Les mythes servent des objectifs politiques. Ils sont parfois réécrits en ce sens. Le cas de Thésée est significatif. Au –VIIe siècle, Thésée est un jeune héros, le sauveur des personnes offertes en sacrifice au Minotaure. En ce sens, il est le protecteur des jeunes guerriers. Au siècle suivant, il devient le civilisateur de l’Attique. En effet, ce dernier part da sa ville natale de Trézène pour rejoindre Egée, son père, à Athènes. En chemin, il terrasse tous les brigands et monstres terrorisant la région. Cet épisode du mythe de Thésée fait écho à la période où Athènes stabilise ses frontières en plaçant sous sa tutelle les régions qui l’entourent. Au –Ve siècle, Athènes domine la Grèce grâce à sa marine. Thésée devient le fils de Poséidon. Arthra, sa mère, après avoir couché avec Egée, trouve refuge sur une île. Durant son sommeil, le dieu de la mer couche avec elle. La défaite du roi crétois Minos face à un Athénien est une allégorie signifiant qu’Athènes est désormais la première puissance maritime au même titre que les Minoens plusieurs siècles auparavant.

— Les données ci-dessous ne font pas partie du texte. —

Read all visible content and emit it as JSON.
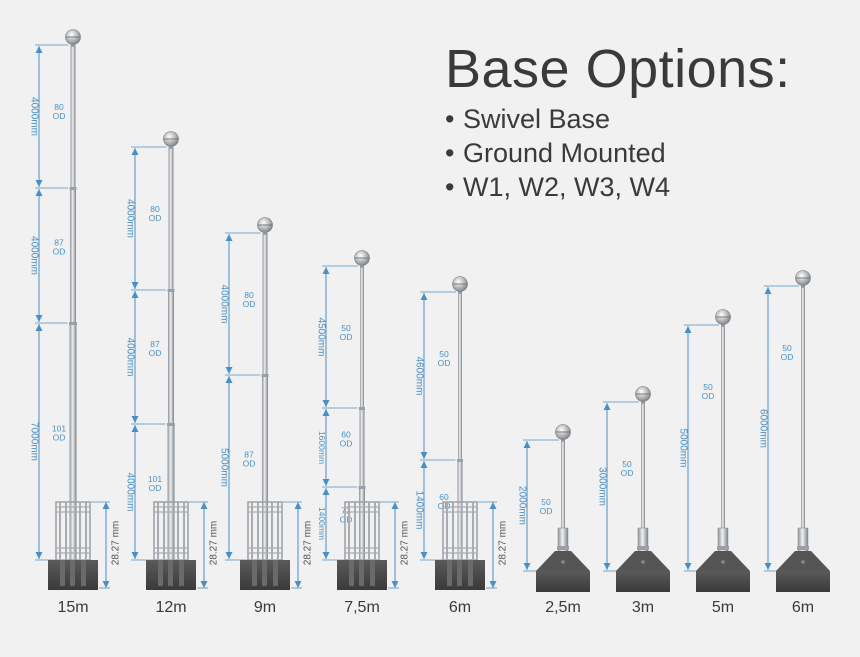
{
  "heading": {
    "title": "Base Options:",
    "options": [
      "Swivel Base",
      "Ground Mounted",
      "W1, W2, W3, W4"
    ]
  },
  "colors": {
    "background": "#f1f1f1",
    "dimension": "#4a90c8",
    "pole": "#c9cdd1",
    "base": "#4a4a4a",
    "text": "#3a3a3a"
  },
  "poles": [
    {
      "label": "15m",
      "type": "ground",
      "segments": [
        {
          "length": "4000mm",
          "od": [
            "80",
            "OD"
          ]
        },
        {
          "length": "4000mm",
          "od": [
            "87",
            "OD"
          ]
        },
        {
          "length": "7000mm",
          "od": [
            "101",
            "OD"
          ]
        }
      ],
      "base_dim": "28.27 mm"
    },
    {
      "label": "12m",
      "type": "ground",
      "segments": [
        {
          "length": "4000mm",
          "od": [
            "80",
            "OD"
          ]
        },
        {
          "length": "4000mm",
          "od": [
            "87",
            "OD"
          ]
        },
        {
          "length": "4000mm",
          "od": [
            "101",
            "OD"
          ]
        }
      ],
      "base_dim": "28.27 mm"
    },
    {
      "label": "9m",
      "type": "ground",
      "segments": [
        {
          "length": "4000mm",
          "od": [
            "80",
            "OD"
          ]
        },
        {
          "length": "5000mm",
          "od": [
            "87",
            "OD"
          ]
        }
      ],
      "base_dim": "28.27 mm"
    },
    {
      "label": "7,5m",
      "type": "ground",
      "segments": [
        {
          "length": "4500mm",
          "od": [
            "50",
            "OD"
          ]
        },
        {
          "length": "1600mm",
          "od": [
            "60",
            "OD"
          ]
        },
        {
          "length": "1400mm",
          "od": [
            "71",
            "OD"
          ]
        }
      ],
      "base_dim": "28.27 mm"
    },
    {
      "label": "6m",
      "type": "ground",
      "segments": [
        {
          "length": "4600mm",
          "od": [
            "50",
            "OD"
          ]
        },
        {
          "length": "1400mm",
          "od": [
            "60",
            "OD"
          ]
        }
      ],
      "base_dim": "28.27 mm"
    },
    {
      "label": "2,5m",
      "type": "swivel",
      "segments": [
        {
          "length": "2000mm",
          "od": [
            "50",
            "OD"
          ]
        }
      ]
    },
    {
      "label": "3m",
      "type": "swivel",
      "segments": [
        {
          "length": "3000mm",
          "od": [
            "50",
            "OD"
          ]
        }
      ]
    },
    {
      "label": "5m",
      "type": "swivel",
      "segments": [
        {
          "length": "5000mm",
          "od": [
            "50",
            "OD"
          ]
        }
      ]
    },
    {
      "label": "6m",
      "type": "swivel",
      "segments": [
        {
          "length": "6000mm",
          "od": [
            "50",
            "OD"
          ]
        }
      ]
    }
  ]
}
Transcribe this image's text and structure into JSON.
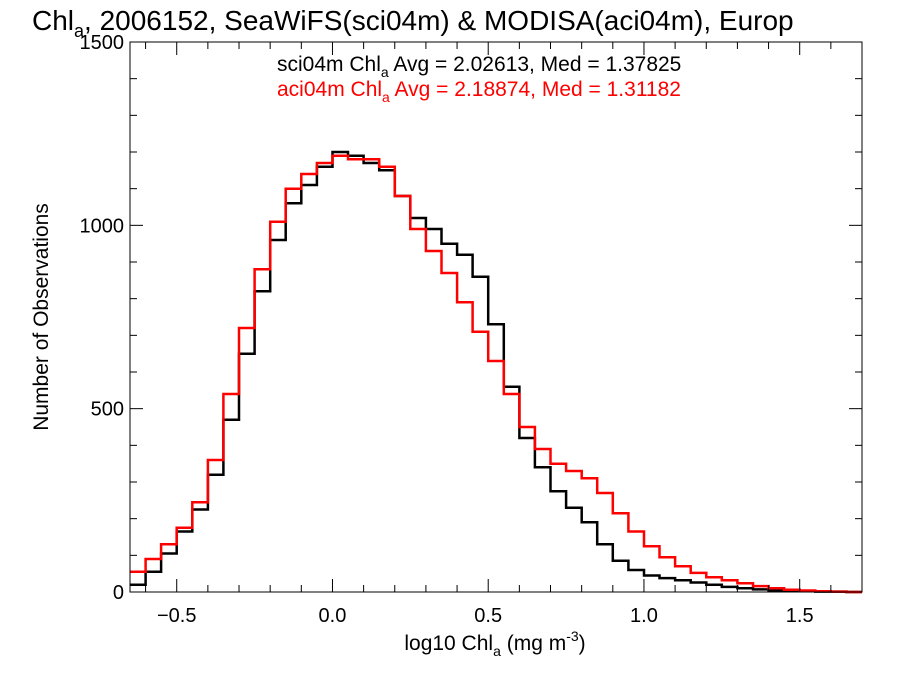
{
  "chart_data": {
    "type": "line",
    "title_parts": {
      "main": "Chl",
      "sub": "a",
      "rest": ", 2006152, SeaWiFS(sci04m) & MODISA(aci04m), Europ"
    },
    "xlabel_parts": {
      "main": "log10 Chl",
      "sub": "a",
      "rest": " (mg m",
      "sup": "-3",
      "close": ")"
    },
    "ylabel": "Number of Observations",
    "xlim": [
      -0.65,
      1.7
    ],
    "ylim": [
      0,
      1500
    ],
    "x_ticks": [
      -0.5,
      0.0,
      0.5,
      1.0,
      1.5
    ],
    "x_tick_labels": [
      "−0.5",
      "0.0",
      "0.5",
      "1.0",
      "1.5"
    ],
    "y_ticks": [
      0,
      500,
      1000,
      1500
    ],
    "y_tick_labels": [
      "0",
      "500",
      "1000",
      "1500"
    ],
    "legend": [
      {
        "pre": "sci04m Chl",
        "sub": "a",
        "post": " Avg = 2.02613, Med = 1.37825",
        "color": "#000000"
      },
      {
        "pre": "aci04m Chl",
        "sub": "a",
        "post": " Avg = 2.18874, Med = 1.31182",
        "color": "#ff0000"
      }
    ],
    "series": [
      {
        "name": "sci04m",
        "color": "#000000",
        "x": [
          -0.65,
          -0.6,
          -0.55,
          -0.5,
          -0.45,
          -0.4,
          -0.35,
          -0.3,
          -0.25,
          -0.2,
          -0.15,
          -0.1,
          -0.05,
          0.0,
          0.05,
          0.1,
          0.15,
          0.2,
          0.25,
          0.3,
          0.35,
          0.4,
          0.45,
          0.5,
          0.55,
          0.6,
          0.65,
          0.7,
          0.75,
          0.8,
          0.85,
          0.9,
          0.95,
          1.0,
          1.05,
          1.1,
          1.15,
          1.2,
          1.25,
          1.3,
          1.35,
          1.4,
          1.45,
          1.5,
          1.55,
          1.6,
          1.65,
          1.7
        ],
        "y": [
          20,
          55,
          105,
          165,
          225,
          320,
          470,
          650,
          820,
          960,
          1060,
          1110,
          1160,
          1200,
          1190,
          1170,
          1150,
          1080,
          1020,
          990,
          950,
          920,
          860,
          730,
          560,
          420,
          340,
          275,
          230,
          190,
          130,
          85,
          60,
          45,
          38,
          32,
          26,
          20,
          14,
          10,
          7,
          4,
          3,
          2,
          1,
          1,
          0,
          0
        ]
      },
      {
        "name": "aci04m",
        "color": "#ff0000",
        "x": [
          -0.65,
          -0.6,
          -0.55,
          -0.5,
          -0.45,
          -0.4,
          -0.35,
          -0.3,
          -0.25,
          -0.2,
          -0.15,
          -0.1,
          -0.05,
          0.0,
          0.05,
          0.1,
          0.15,
          0.2,
          0.25,
          0.3,
          0.35,
          0.4,
          0.45,
          0.5,
          0.55,
          0.6,
          0.65,
          0.7,
          0.75,
          0.8,
          0.85,
          0.9,
          0.95,
          1.0,
          1.05,
          1.1,
          1.15,
          1.2,
          1.25,
          1.3,
          1.35,
          1.4,
          1.45,
          1.5,
          1.55,
          1.6,
          1.65,
          1.7
        ],
        "y": [
          55,
          90,
          130,
          175,
          245,
          360,
          540,
          720,
          880,
          1010,
          1100,
          1140,
          1170,
          1190,
          1180,
          1180,
          1160,
          1080,
          990,
          930,
          870,
          790,
          710,
          630,
          540,
          450,
          390,
          350,
          330,
          310,
          270,
          215,
          165,
          125,
          95,
          70,
          52,
          40,
          32,
          24,
          16,
          10,
          6,
          4,
          2,
          1,
          0,
          0
        ]
      }
    ]
  }
}
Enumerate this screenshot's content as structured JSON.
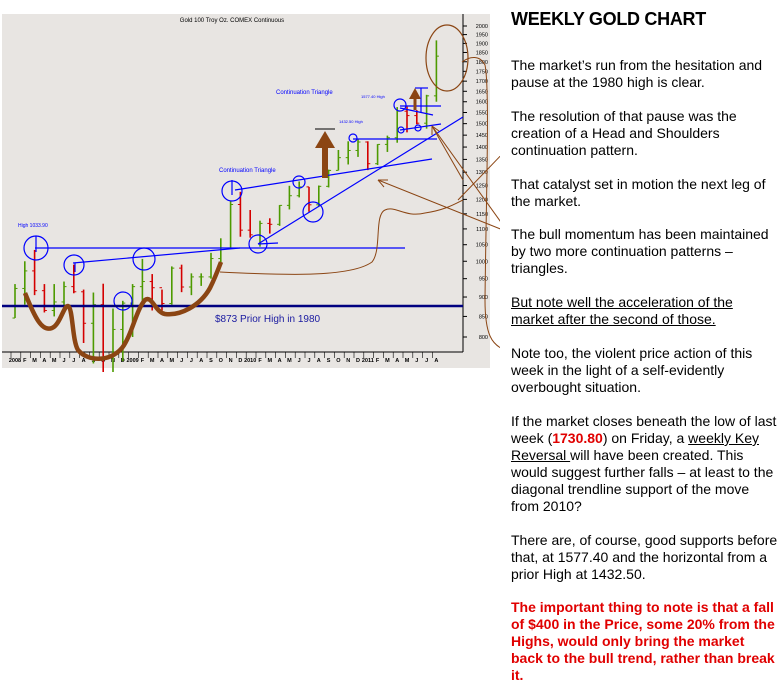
{
  "chart_data": {
    "type": "ohlc-bar",
    "title": "Gold 100 Troy Oz. COMEX Continuous",
    "scale": "log",
    "ylim": [
      800,
      2000
    ],
    "yticks": [
      2000,
      1950,
      1900,
      1850,
      1800,
      1750,
      1700,
      1650,
      1600,
      1550,
      1500,
      1450,
      1400,
      1350,
      1300,
      1250,
      1200,
      1150,
      1100,
      1050,
      1000,
      950,
      900,
      850,
      800
    ],
    "grid": false,
    "x_labels": [
      "2008",
      "F",
      "M",
      "A",
      "M",
      "J",
      "J",
      "A",
      "S",
      "O",
      "N",
      "D",
      "2009",
      "F",
      "M",
      "A",
      "M",
      "J",
      "J",
      "A",
      "S",
      "O",
      "N",
      "D",
      "2010",
      "F",
      "M",
      "A",
      "M",
      "J",
      "J",
      "A",
      "S",
      "O",
      "N",
      "D",
      "2011",
      "F",
      "M",
      "A",
      "M",
      "J",
      "J",
      "A"
    ],
    "bars": {
      "period": "monthly (from Jan 2008)",
      "high": [
        935,
        1000,
        1033.9,
        935,
        935,
        942,
        990,
        920,
        912,
        936,
        870,
        890,
        935,
        1007,
        963,
        920,
        985,
        990,
        965,
        965,
        1025,
        1070,
        1195,
        1227,
        1163,
        1127,
        1135,
        1180,
        1249,
        1265,
        1245,
        1250,
        1310,
        1388,
        1424,
        1432.5,
        1424,
        1412,
        1448,
        1575,
        1577.4,
        1561,
        1633,
        1917
      ],
      "low": [
        846,
        880,
        905,
        860,
        850,
        860,
        910,
        786,
        740,
        681,
        705,
        745,
        800,
        890,
        865,
        865,
        880,
        913,
        905,
        930,
        950,
        992,
        1040,
        1075,
        1072,
        1044,
        1085,
        1110,
        1165,
        1207,
        1157,
        1175,
        1243,
        1307,
        1330,
        1360,
        1308,
        1328,
        1380,
        1418,
        1462,
        1497,
        1478,
        1600
      ],
      "close": [
        923,
        972,
        917,
        865,
        887,
        928,
        914,
        833,
        880,
        718,
        818,
        884,
        928,
        942,
        925,
        883,
        980,
        927,
        955,
        955,
        1008,
        1040,
        1182,
        1096,
        1081,
        1118,
        1115,
        1179,
        1213,
        1245,
        1181,
        1247,
        1307,
        1357,
        1386,
        1421,
        1333,
        1411,
        1439,
        1556,
        1536,
        1502,
        1628,
        1830
      ],
      "up_color": "#4d9a00",
      "down_color": "#d40000"
    },
    "annotations": {
      "triangle_label_1": "Continuation Triangle",
      "triangle_label_2": "Continuation Triangle",
      "high_1577": "1577.40 High",
      "high_1432": "1432.50 High",
      "high_1033": "High 1033.90",
      "prior_high": "$873  Prior High in 1980",
      "prior_high_value": 873,
      "levels": [
        1033.9,
        1432.5,
        1577.4
      ],
      "line_color": "#0000ff",
      "prior_high_color": "#000080",
      "pattern_color": "#8b4513"
    }
  },
  "commentary": {
    "title": "WEEKLY GOLD CHART",
    "p1": "The market’s run from the hesitation and pause at the 1980 high is clear.",
    "p2": "The resolution of that pause was the creation of a Head and Shoulders continuation pattern.",
    "p3": "That catalyst  set in motion the next leg of the market.",
    "p4": "The bull momentum  has been maintained by two more continuation patterns – triangles.",
    "p5": "But note well the acceleration  of the market after the second of those.",
    "p6": "Note too, the violent price action  of this week in the light of a  self-evidently overbought situation.",
    "p7a": "If the market closes beneath the low of last week (",
    "p7_value": "1730.80",
    "p7b": ") on Friday, a ",
    "p7_link": "weekly Key Reversal ",
    "p7c": "will have  been created. This would suggest further falls – at least to the diagonal trendline support of the move from 2010?",
    "p8": "There are, of course, good supports before that, at 1577.40 and the horizontal from a prior High at 1432.50.",
    "p9": "The important thing to note is that a fall of $400 in the Price,  some 20% from the Highs, would only bring the market back to the bull trend, rather than break it."
  }
}
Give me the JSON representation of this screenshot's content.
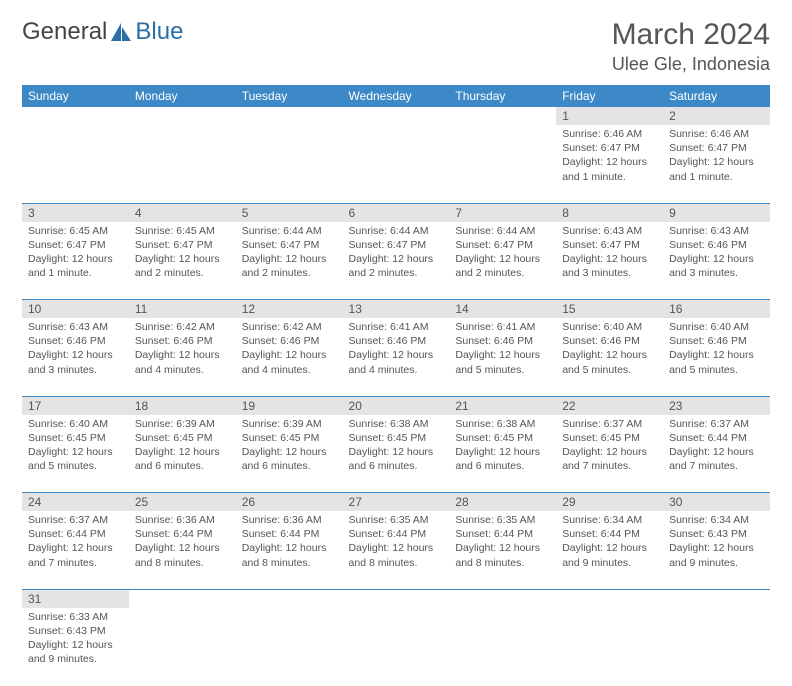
{
  "brand": {
    "part1": "General",
    "part2": "Blue"
  },
  "title": "March 2024",
  "location": "Ulee Gle, Indonesia",
  "colors": {
    "header_bg": "#3d88c7",
    "header_text": "#ffffff",
    "daynum_bg": "#e4e4e4",
    "text": "#555555",
    "rule": "#3d88c7",
    "logo_accent": "#2b6ea8"
  },
  "day_headers": [
    "Sunday",
    "Monday",
    "Tuesday",
    "Wednesday",
    "Thursday",
    "Friday",
    "Saturday"
  ],
  "weeks": [
    {
      "nums": [
        "",
        "",
        "",
        "",
        "",
        "1",
        "2"
      ],
      "cells": [
        null,
        null,
        null,
        null,
        null,
        {
          "sunrise": "Sunrise: 6:46 AM",
          "sunset": "Sunset: 6:47 PM",
          "day1": "Daylight: 12 hours",
          "day2": "and 1 minute."
        },
        {
          "sunrise": "Sunrise: 6:46 AM",
          "sunset": "Sunset: 6:47 PM",
          "day1": "Daylight: 12 hours",
          "day2": "and 1 minute."
        }
      ]
    },
    {
      "nums": [
        "3",
        "4",
        "5",
        "6",
        "7",
        "8",
        "9"
      ],
      "cells": [
        {
          "sunrise": "Sunrise: 6:45 AM",
          "sunset": "Sunset: 6:47 PM",
          "day1": "Daylight: 12 hours",
          "day2": "and 1 minute."
        },
        {
          "sunrise": "Sunrise: 6:45 AM",
          "sunset": "Sunset: 6:47 PM",
          "day1": "Daylight: 12 hours",
          "day2": "and 2 minutes."
        },
        {
          "sunrise": "Sunrise: 6:44 AM",
          "sunset": "Sunset: 6:47 PM",
          "day1": "Daylight: 12 hours",
          "day2": "and 2 minutes."
        },
        {
          "sunrise": "Sunrise: 6:44 AM",
          "sunset": "Sunset: 6:47 PM",
          "day1": "Daylight: 12 hours",
          "day2": "and 2 minutes."
        },
        {
          "sunrise": "Sunrise: 6:44 AM",
          "sunset": "Sunset: 6:47 PM",
          "day1": "Daylight: 12 hours",
          "day2": "and 2 minutes."
        },
        {
          "sunrise": "Sunrise: 6:43 AM",
          "sunset": "Sunset: 6:47 PM",
          "day1": "Daylight: 12 hours",
          "day2": "and 3 minutes."
        },
        {
          "sunrise": "Sunrise: 6:43 AM",
          "sunset": "Sunset: 6:46 PM",
          "day1": "Daylight: 12 hours",
          "day2": "and 3 minutes."
        }
      ]
    },
    {
      "nums": [
        "10",
        "11",
        "12",
        "13",
        "14",
        "15",
        "16"
      ],
      "cells": [
        {
          "sunrise": "Sunrise: 6:43 AM",
          "sunset": "Sunset: 6:46 PM",
          "day1": "Daylight: 12 hours",
          "day2": "and 3 minutes."
        },
        {
          "sunrise": "Sunrise: 6:42 AM",
          "sunset": "Sunset: 6:46 PM",
          "day1": "Daylight: 12 hours",
          "day2": "and 4 minutes."
        },
        {
          "sunrise": "Sunrise: 6:42 AM",
          "sunset": "Sunset: 6:46 PM",
          "day1": "Daylight: 12 hours",
          "day2": "and 4 minutes."
        },
        {
          "sunrise": "Sunrise: 6:41 AM",
          "sunset": "Sunset: 6:46 PM",
          "day1": "Daylight: 12 hours",
          "day2": "and 4 minutes."
        },
        {
          "sunrise": "Sunrise: 6:41 AM",
          "sunset": "Sunset: 6:46 PM",
          "day1": "Daylight: 12 hours",
          "day2": "and 5 minutes."
        },
        {
          "sunrise": "Sunrise: 6:40 AM",
          "sunset": "Sunset: 6:46 PM",
          "day1": "Daylight: 12 hours",
          "day2": "and 5 minutes."
        },
        {
          "sunrise": "Sunrise: 6:40 AM",
          "sunset": "Sunset: 6:46 PM",
          "day1": "Daylight: 12 hours",
          "day2": "and 5 minutes."
        }
      ]
    },
    {
      "nums": [
        "17",
        "18",
        "19",
        "20",
        "21",
        "22",
        "23"
      ],
      "cells": [
        {
          "sunrise": "Sunrise: 6:40 AM",
          "sunset": "Sunset: 6:45 PM",
          "day1": "Daylight: 12 hours",
          "day2": "and 5 minutes."
        },
        {
          "sunrise": "Sunrise: 6:39 AM",
          "sunset": "Sunset: 6:45 PM",
          "day1": "Daylight: 12 hours",
          "day2": "and 6 minutes."
        },
        {
          "sunrise": "Sunrise: 6:39 AM",
          "sunset": "Sunset: 6:45 PM",
          "day1": "Daylight: 12 hours",
          "day2": "and 6 minutes."
        },
        {
          "sunrise": "Sunrise: 6:38 AM",
          "sunset": "Sunset: 6:45 PM",
          "day1": "Daylight: 12 hours",
          "day2": "and 6 minutes."
        },
        {
          "sunrise": "Sunrise: 6:38 AM",
          "sunset": "Sunset: 6:45 PM",
          "day1": "Daylight: 12 hours",
          "day2": "and 6 minutes."
        },
        {
          "sunrise": "Sunrise: 6:37 AM",
          "sunset": "Sunset: 6:45 PM",
          "day1": "Daylight: 12 hours",
          "day2": "and 7 minutes."
        },
        {
          "sunrise": "Sunrise: 6:37 AM",
          "sunset": "Sunset: 6:44 PM",
          "day1": "Daylight: 12 hours",
          "day2": "and 7 minutes."
        }
      ]
    },
    {
      "nums": [
        "24",
        "25",
        "26",
        "27",
        "28",
        "29",
        "30"
      ],
      "cells": [
        {
          "sunrise": "Sunrise: 6:37 AM",
          "sunset": "Sunset: 6:44 PM",
          "day1": "Daylight: 12 hours",
          "day2": "and 7 minutes."
        },
        {
          "sunrise": "Sunrise: 6:36 AM",
          "sunset": "Sunset: 6:44 PM",
          "day1": "Daylight: 12 hours",
          "day2": "and 8 minutes."
        },
        {
          "sunrise": "Sunrise: 6:36 AM",
          "sunset": "Sunset: 6:44 PM",
          "day1": "Daylight: 12 hours",
          "day2": "and 8 minutes."
        },
        {
          "sunrise": "Sunrise: 6:35 AM",
          "sunset": "Sunset: 6:44 PM",
          "day1": "Daylight: 12 hours",
          "day2": "and 8 minutes."
        },
        {
          "sunrise": "Sunrise: 6:35 AM",
          "sunset": "Sunset: 6:44 PM",
          "day1": "Daylight: 12 hours",
          "day2": "and 8 minutes."
        },
        {
          "sunrise": "Sunrise: 6:34 AM",
          "sunset": "Sunset: 6:44 PM",
          "day1": "Daylight: 12 hours",
          "day2": "and 9 minutes."
        },
        {
          "sunrise": "Sunrise: 6:34 AM",
          "sunset": "Sunset: 6:43 PM",
          "day1": "Daylight: 12 hours",
          "day2": "and 9 minutes."
        }
      ]
    },
    {
      "nums": [
        "31",
        "",
        "",
        "",
        "",
        "",
        ""
      ],
      "cells": [
        {
          "sunrise": "Sunrise: 6:33 AM",
          "sunset": "Sunset: 6:43 PM",
          "day1": "Daylight: 12 hours",
          "day2": "and 9 minutes."
        },
        null,
        null,
        null,
        null,
        null,
        null
      ]
    }
  ]
}
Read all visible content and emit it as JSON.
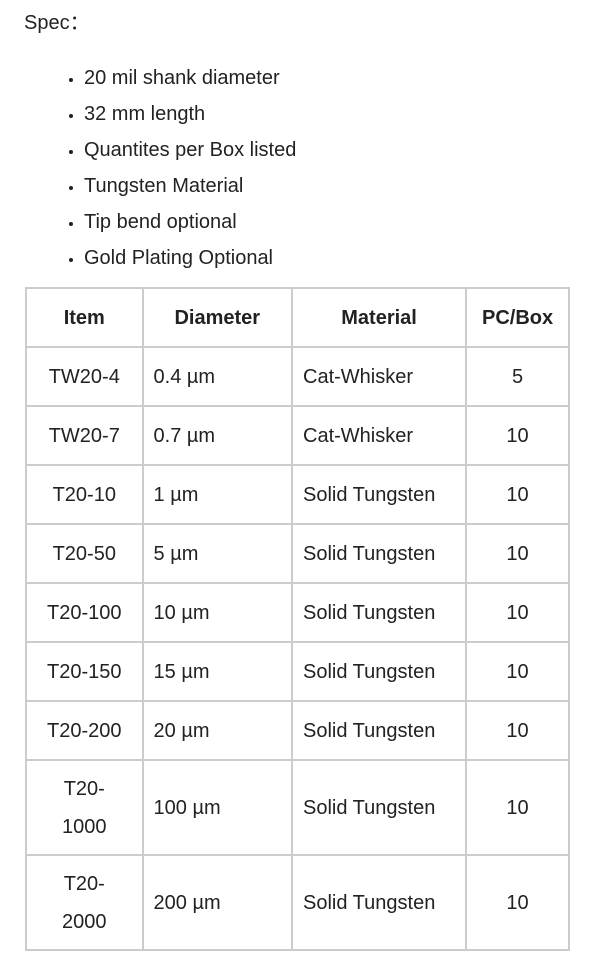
{
  "spec_label": "Spec：",
  "features": [
    "20 mil shank diameter",
    "32 mm length",
    "Quantites per Box listed",
    "Tungsten Material",
    "Tip bend optional",
    "Gold Plating Optional"
  ],
  "table": {
    "headers": [
      "Item",
      "Diameter",
      "Material",
      "PC/Box"
    ],
    "rows": [
      [
        "TW20-4",
        "0.4 µm",
        "Cat-Whisker",
        "5"
      ],
      [
        "TW20-7",
        "0.7 µm",
        "Cat-Whisker",
        "10"
      ],
      [
        "T20-10",
        "1 µm",
        "Solid Tungsten",
        "10"
      ],
      [
        "T20-50",
        "5 µm",
        "Solid Tungsten",
        "10"
      ],
      [
        "T20-100",
        "10 µm",
        "Solid Tungsten",
        "10"
      ],
      [
        "T20-150",
        "15 µm",
        "Solid Tungsten",
        "10"
      ],
      [
        "T20-200",
        "20 µm",
        "Solid Tungsten",
        "10"
      ],
      [
        "T20-1000",
        "100 µm",
        "Solid Tungsten",
        "10"
      ],
      [
        "T20-2000",
        "200 µm",
        "Solid Tungsten",
        "10"
      ]
    ]
  },
  "colors": {
    "border": "#cccccc",
    "text": "#222222"
  }
}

Certains mythes sont construits de toutes pièces, tel l’Atlantide, une puissance civilisation ayant existé il y a 11.000 ans se développant sur une île aussi large que l’Afrique et l’Asie réunies au-delà du Détroit de Gibraltar. Les Athéniens ont vaincu les Atlantes qui désiraient les asservir avant qu’un cataclysme plonge l’île dans l’Océan. C’est une invention de Platon au –IVe siècle. Celui-ci construit un faux récit historique donnant une date, une localisation et une caution scientifique puisqu’il cite les travaux de l’historien Solon ayant voyagé en Egypte. Le mythe de l’Atlantide est construit à des fins politiques. Platon souhaite transmettre son message aux citoyens athéniens. Cependant afin de ne pas les heurter, il les invite à réfléchir sur une civilisation ayant supposé existé. Platon les met en garde contre l’impérialisme. Après la défaite contre Sparte, Athènes est en guerre contre ses alliés. L’Atlantide véhicule un message intemporel s’adressant à tous les Etats.

Les Pères de l’Eglise combattent les mythes en y puisant des éléments montrant les comportements immoraux des dieux grecs. Certains mythes sont transformés et intégrés à la Bible : les juges des Enfers lors du jugement dernier, Noé avec Deucalion le fils de Prométhée qui échappe au déluge créé par Zeus pour punir les Hommes qui ont reçu le feu. Les premiers chrétiens vivent dans la culture gréco-latine. Ils fréquentent les mêmes écoles que les païens. Ils disent que les Grecs n’étaient pas loin de la Révélation. Au XIIe siècle, les mythes servent pour l’enseignement du latin dans les écoles. Les intellectuels les considèrent aussi comme des objets de beauté en ce qui concerne les poètes antiques. Au Moyen âge, les moines jouent un grand rôle dans la sauvegarde des mythes grecs. Ils trient les écrits des Anciens. Au XVIIe siècle, l’opéra et la tragédie mettent en scène des mythes grecs. En Italie, les Princes commandent ce type de sujet, car ils apprécient de voir les dieux et les héros auxquels ils s’identifient par les vertus et les valeurs de leur groupe social. Au XIXe siècle, les psychanalystes, dont Freud, s’emparent des mythes grecs. De nos jours, ces histoires vivent toujours au travers de la littérature, du cinéma, de la bande dessinée et des jeux vidéo.

Sources
Texte : "Grèce : des dieux et des Hommes : à quoi servent les mythes", L'Histoire, n°389, juillet-août 2013, 112p.